Speaking of precautions, I see very few people masking in crowded locations, hinting at the difficulty of effectively communicating information on risk. I’ve been masking on metro trains and in crowded stores since 2020, though I don’t mask outside, in restaurants, or at work.
But on the positive side, I think more people would be willing to start masking up again if cases rose further- something that would’ve been unheard of before the pandemic.
There are signs that the scientific lessons of the COVID-19 pandemic are helping in treating other diseases.
In March 2020, I had remarked on the remarkable pace by which genomes were being sequenced and vaccines (particularly those using the RNA platform) were being developed. Vaccines were being administered by the end of the year.
A news article in Nature reports that genomic sequencing technologies and expertise developed during the pandemic is being used to track other infectious diseases such as Ebola and dengue in parts of Africa and Asia.

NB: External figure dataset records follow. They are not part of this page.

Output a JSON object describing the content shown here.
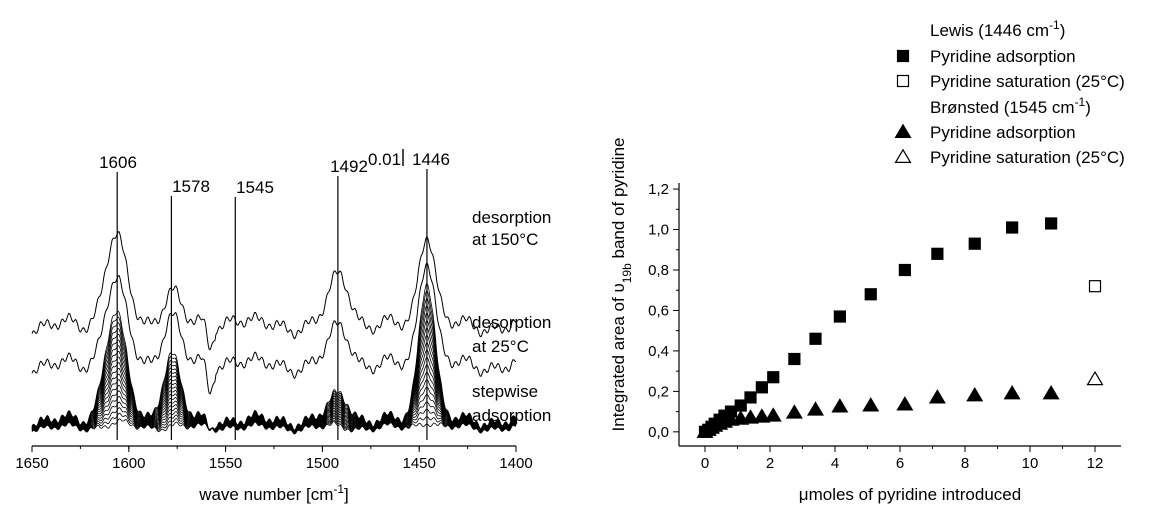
{
  "chart_data": [
    {
      "type": "line",
      "xlabel": "wave number [cm",
      "xlabel_sup": "-1",
      "xlabel_end": "]",
      "xlim": [
        1650,
        1400
      ],
      "x_ticks": [
        1650,
        1600,
        1550,
        1500,
        1450,
        1400
      ],
      "y_axis_shown": false,
      "scale_bar_label": "0.01",
      "peak_labels": [
        {
          "label": "1606",
          "x": 1606
        },
        {
          "label": "1578",
          "x": 1578
        },
        {
          "label": "1545",
          "x": 1545
        },
        {
          "label": "1492",
          "x": 1492
        },
        {
          "label": "1446",
          "x": 1446
        }
      ],
      "spectrum_labels": [
        {
          "lines": [
            "desorption",
            "at 150°C"
          ]
        },
        {
          "lines": [
            "desorption",
            "at 25°C"
          ]
        },
        {
          "lines": [
            "stepwise",
            "adsorption"
          ]
        }
      ],
      "series": [
        {
          "role": "desorption_150",
          "offset": 0.62,
          "amplitude": 1.0
        },
        {
          "role": "desorption_25",
          "offset": 0.38,
          "amplitude": 0.95
        },
        {
          "role": "stepwise_adsorption",
          "offset": 0.0,
          "steps": 20,
          "max_amplitude": 1.25
        }
      ]
    },
    {
      "type": "scatter",
      "ylabel": "Integrated area of υ",
      "ylabel_sub": "19b",
      "ylabel_end": " band of pyridine",
      "xlabel": "μmoles of pyridine introduced",
      "xlim": [
        -0.8,
        12.8
      ],
      "ylim": [
        -0.07,
        1.23
      ],
      "x_ticks": [
        0,
        2,
        4,
        6,
        8,
        10,
        12
      ],
      "y_ticks": [
        "0,0",
        "0,2",
        "0,4",
        "0,6",
        "0,8",
        "1,0",
        "1,2"
      ],
      "y_tick_values": [
        0.0,
        0.2,
        0.4,
        0.6,
        0.8,
        1.0,
        1.2
      ],
      "legend_placement": "top-right",
      "legend": [
        {
          "type": "header",
          "label": "Lewis (1446 cm",
          "sup": "-1",
          "end": ")"
        },
        {
          "type": "entry",
          "marker": "square-filled",
          "label": "Pyridine adsorption"
        },
        {
          "type": "entry",
          "marker": "square-open",
          "label": "Pyridine saturation (25°C)"
        },
        {
          "type": "header",
          "label": "Brønsted (1545 cm",
          "sup": "-1",
          "end": ")"
        },
        {
          "type": "entry",
          "marker": "triangle-filled",
          "label": "Pyridine adsorption"
        },
        {
          "type": "entry",
          "marker": "triangle-open",
          "label": "Pyridine saturation (25°C)"
        }
      ],
      "series": [
        {
          "name": "Lewis – Pyridine adsorption",
          "marker": "square-filled",
          "x": [
            0.0,
            0.1,
            0.2,
            0.3,
            0.45,
            0.6,
            0.8,
            1.1,
            1.4,
            1.75,
            2.1,
            2.75,
            3.4,
            4.15,
            5.1,
            6.15,
            7.15,
            8.3,
            9.45,
            10.65
          ],
          "y": [
            0.0,
            0.01,
            0.025,
            0.04,
            0.06,
            0.08,
            0.1,
            0.13,
            0.17,
            0.22,
            0.27,
            0.36,
            0.46,
            0.57,
            0.68,
            0.8,
            0.88,
            0.93,
            1.01,
            1.03
          ]
        },
        {
          "name": "Lewis – Pyridine saturation (25°C)",
          "marker": "square-open",
          "x": [
            12.0
          ],
          "y": [
            0.72
          ]
        },
        {
          "name": "Brønsted – Pyridine adsorption",
          "marker": "triangle-filled",
          "x": [
            0.0,
            0.1,
            0.2,
            0.3,
            0.45,
            0.6,
            0.8,
            1.1,
            1.4,
            1.75,
            2.1,
            2.75,
            3.4,
            4.15,
            5.1,
            6.15,
            7.15,
            8.3,
            9.45,
            10.65
          ],
          "y": [
            0.0,
            0.01,
            0.02,
            0.03,
            0.04,
            0.05,
            0.06,
            0.065,
            0.07,
            0.075,
            0.08,
            0.095,
            0.11,
            0.125,
            0.13,
            0.135,
            0.17,
            0.18,
            0.19,
            0.19
          ]
        },
        {
          "name": "Brønsted – Pyridine saturation (25°C)",
          "marker": "triangle-open",
          "x": [
            12.0
          ],
          "y": [
            0.26
          ]
        }
      ]
    }
  ]
}
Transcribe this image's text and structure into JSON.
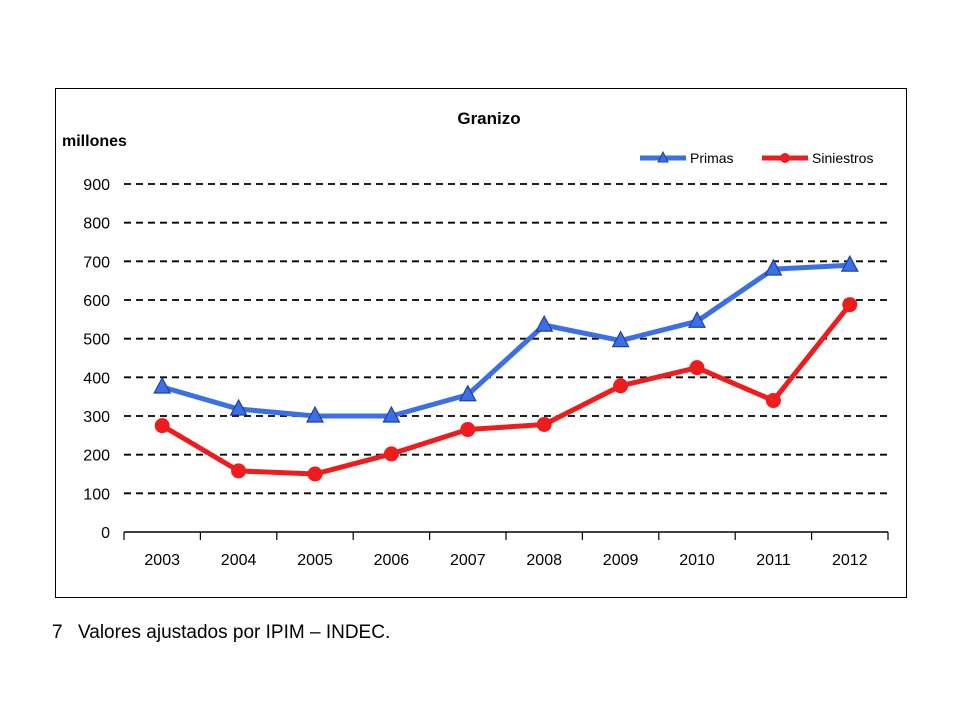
{
  "chart_data": {
    "type": "line",
    "title": "Granizo",
    "ylabel": "millones",
    "xlabel": "",
    "categories": [
      "2003",
      "2004",
      "2005",
      "2006",
      "2007",
      "2008",
      "2009",
      "2010",
      "2011",
      "2012"
    ],
    "ylim": [
      0,
      900
    ],
    "yticks": [
      0,
      100,
      200,
      300,
      400,
      500,
      600,
      700,
      800,
      900
    ],
    "grid": true,
    "legend": "top-right",
    "series": [
      {
        "name": "Primas",
        "color": "#3b6fe6",
        "marker": "triangle",
        "values": [
          375,
          318,
          300,
          300,
          355,
          535,
          495,
          545,
          680,
          690
        ]
      },
      {
        "name": "Siniestros",
        "color": "#ee1c1c",
        "marker": "circle",
        "values": [
          275,
          158,
          150,
          202,
          265,
          278,
          378,
          425,
          340,
          588
        ]
      }
    ]
  },
  "footnote": {
    "number": "7",
    "text": "Valores ajustados por IPIM – INDEC."
  }
}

But perhaps the greatest scientific lesson has been in the shift of mRNA vaccines from promising candidates to proven technologies.
A few weeks ago, an mRNA vaccine showed impressive results in a skin cancer study. In a phase-2 clinical trial, Moderna reported that an mRNA cancer vaccine reduced the recurrence of a type of cancer in a small number of patients by 44% when combined with an approved immunotherapy drug. The study which has not been peer-reviewed yet, is being hailed as a “penicillin moment” for personalized treatments for cancer.
The ability to rapidly design and specifically tailor mRNA vaccines was proven in real-time during the pandemic. The same technologies are being used now to design vaccines and therapeutics for influenza, respiratory syncytial virus, HIV, and malaria among other infectious diseases.
That’s it from me. I thought about covering some of the other stories I’ve written about this year, but they’re all written up and linked on my newsletter. ;-)
My best wishes for 2023.
Anirban
Happy new year and best wishes!
We just got an additional booster, our fourth shot in Singapore.